In a perfect world, Wallace would confirm his role in the Hartman killing, implicate Rashan Brown, Marquez Pennington and Shelmar Johnson as William Holmes did, the State of Alaska through the attorney general would dismiss charges and release the Fairbanks Four and charge every single one of the men who actually killed Hartman with the murder. That would be the RIGHT THING TO DO. It would also represent an illogical and sudden reversal of the State of Alaska’s position, and we think the intentions with Wallace are far more likely to be sinister.

nepotismThe attorney general for Alaska, Craig W. Richards, is our Governor’s former law partner. He did not come to the position through experience or promotion, and certainly owes his appointment to his close relationship with Governor Walker. Walker perpetually hints that he knows the Fairbanks Four were wrongfully convicted but doesn’t know what to do about it. Given Walker’s close relationship to the sitting attorney general they have likely discussed the case and options. Walker recently commented to Anchorage station KTUU, “I really am anxious to see what comes out in the testimony under oath, it’s really what they’ve been fighting for, their day in court. So for me to reach in the middle of a process and sort of influence that process inappropriately, I’m gonna wait until the end of next week and see.”

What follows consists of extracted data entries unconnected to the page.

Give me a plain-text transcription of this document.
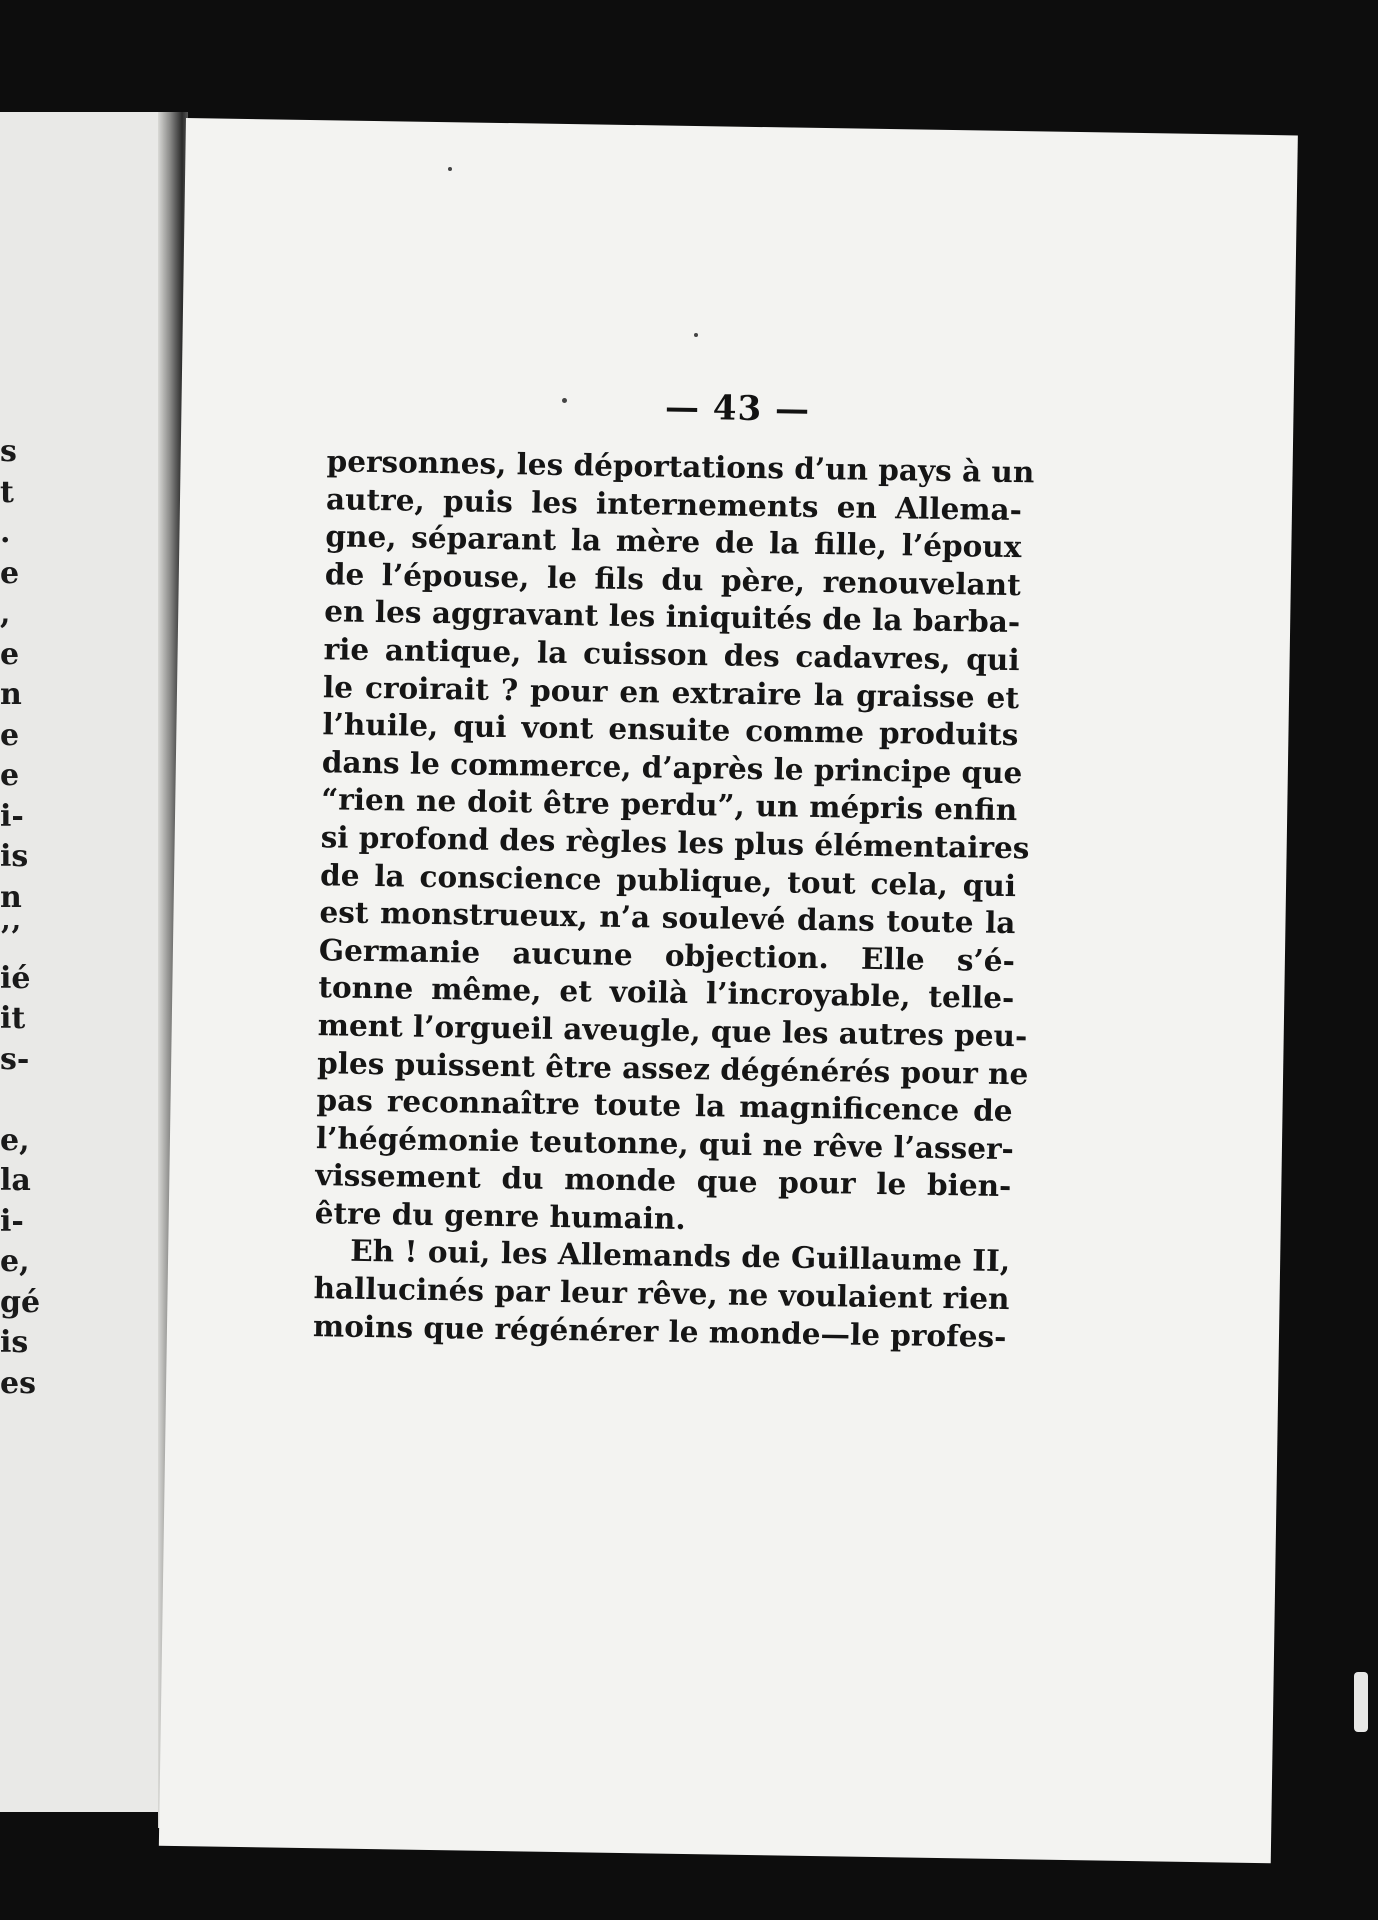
s
t
.
e
,
e
n
e
e
i-
is
n
’’
ié
it
s-
e,
la
i-
e,
gé
is
es
— 43 —
personnes, les déportations d’un pays à un
autre, puis les internements en Allema-
gne, séparant la mère de la fille, l’époux
de l’épouse, le fils du père, renouvelant
en les aggravant les iniquités de la barba-
rie antique, la cuisson des cadavres, qui
le croirait ? pour en extraire la graisse et
l’huile, qui vont ensuite comme produits
dans le commerce, d’après le principe que
“rien ne doit être perdu”, un mépris enfin
si profond des règles les plus élémentaires
de la conscience publique, tout cela, qui
est monstrueux, n’a soulevé dans toute la
Germanie aucune objection. Elle s’é-
tonne même, et voilà l’incroyable, telle-
ment l’orgueil aveugle, que les autres peu-
ples puissent être assez dégénérés pour ne
pas reconnaître toute la magnificence de
l’hégémonie teutonne, qui ne rêve l’asser-
vissement du monde que pour le bien-
être du genre humain.
Eh ! oui, les Allemands de Guillaume II,
hallucinés par leur rêve, ne voulaient rien
moins que régénérer le monde—le profes-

Walker has been hinting in commentary and rumors abound that he is waiting for the Wallace testimony. Based on that we can hope that Wallace gets on the stand, repeats the confession he has been repeating to others since he killed Hartman in 1997, the Governor and/or Attorney General take action, and the case is over. That would represent an absolute turnaround of the state’s position. However, we tend to see a lot of business-as-usual from the state, and no meaningful indication that we will see anything else.

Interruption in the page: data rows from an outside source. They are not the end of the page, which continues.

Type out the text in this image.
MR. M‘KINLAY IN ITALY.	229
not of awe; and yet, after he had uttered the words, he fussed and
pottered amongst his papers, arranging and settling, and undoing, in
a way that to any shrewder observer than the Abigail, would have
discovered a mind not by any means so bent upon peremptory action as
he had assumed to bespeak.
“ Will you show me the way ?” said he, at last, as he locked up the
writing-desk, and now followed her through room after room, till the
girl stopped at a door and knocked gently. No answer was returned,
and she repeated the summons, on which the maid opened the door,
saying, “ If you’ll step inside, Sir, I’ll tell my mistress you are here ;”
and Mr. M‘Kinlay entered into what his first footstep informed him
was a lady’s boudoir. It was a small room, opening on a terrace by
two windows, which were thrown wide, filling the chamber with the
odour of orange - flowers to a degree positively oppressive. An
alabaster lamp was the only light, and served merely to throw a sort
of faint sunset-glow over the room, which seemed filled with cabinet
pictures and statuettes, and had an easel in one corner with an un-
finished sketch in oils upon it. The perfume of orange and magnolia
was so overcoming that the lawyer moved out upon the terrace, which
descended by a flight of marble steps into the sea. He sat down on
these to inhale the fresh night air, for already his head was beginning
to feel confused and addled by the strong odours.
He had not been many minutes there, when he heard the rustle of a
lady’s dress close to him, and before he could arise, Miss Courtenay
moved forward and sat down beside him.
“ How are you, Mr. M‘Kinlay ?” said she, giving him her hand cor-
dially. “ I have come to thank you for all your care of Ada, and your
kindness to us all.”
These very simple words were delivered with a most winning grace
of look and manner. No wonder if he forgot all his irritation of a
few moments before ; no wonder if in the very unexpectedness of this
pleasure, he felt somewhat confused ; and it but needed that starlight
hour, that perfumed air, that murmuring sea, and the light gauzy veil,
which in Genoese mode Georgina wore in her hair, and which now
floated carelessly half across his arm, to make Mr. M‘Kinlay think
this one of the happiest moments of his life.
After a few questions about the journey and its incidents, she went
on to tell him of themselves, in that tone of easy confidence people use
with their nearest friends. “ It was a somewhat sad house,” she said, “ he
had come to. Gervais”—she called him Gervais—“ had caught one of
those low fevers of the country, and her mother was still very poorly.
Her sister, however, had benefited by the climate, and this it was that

Captain_ObviousIf the state tactics continue as they have since 1997 it is easy to guess how Wallace will be used. The State may not have honesty, ethics, or the law on their side, but they really shine in predictability.

Our prediction?

  • That Jason Wallace is going to provide “snitch testimony” – information given in court to bolster the case of the prosecution which is received in exchange for some kind of reward for the witness, often sentencing leniency or immunity.
  • That the State of Alaska has been in below-board negotiations with Jason Wallace directly and through his attorney and has negotiated exactly what Wallace will say for that incentive.
  • That when Adrienne Bachman sat through the deposition of Wallace and was gag-worthy sweet to the killer as he answered “I plead the 5th” over and over, effectively providing no information beyond an unwillingness to incriminate himself, she already knew what Wallace was willing to testify to in court.
  • That Wallace will not be made available for deposition to the petitioner’s attorneys.
  • That Gazewood, as the Wallace attorneys before him, has shopped Wallace’s testimony around for a while hoping to broker a deal.
  • That the State of Alaska would rather make a deal with a psychopath and set him free knowing that more people will be killed than admit they made a mistake in this case.
  • That Wallace will have very rehearsed and groomed testimony that deflects as best as possible the testimony of the witnesses who have already spoken. He will have a story that attempts to dodge every piece of information which incriminates him – a reason Holmes would lie about him, a rehearsed denial of confessing to the high school friend, a denial of confessing to the public defender, his investigator, the other witnesses, and all others.
  • That what Wallace gets out of this is immunity in this crime (already given), that he has been assured that his cooperation with authorities will help him come parole time, and that ultimately his psychopathy which put him in jail, enables him to lie convincingly and with small incentive, and will propel the violent crimes he commits when free again, will again assist him in securing minimum punishment for his crimes. That a system where bribing child killers with the offer of time, and the opportunity to kill again, is business-as-usual needs to be brought to its knees and overhauled.
  • That the state is desperate and delusional enough to think this will work.

We are sitting here hoping and hoping that our prediction is dead wrong. Perhaps the State of Alaska as had an incredible change of heart for the first time in eighteen years and are offering immunity to seek the truth not an advantage at any price. Time will tell. Whatever story Wallace tells on the stand, he would have to be very creative to outrun the evidence of his involvement. Below is a timeline of the evidence against Wallace.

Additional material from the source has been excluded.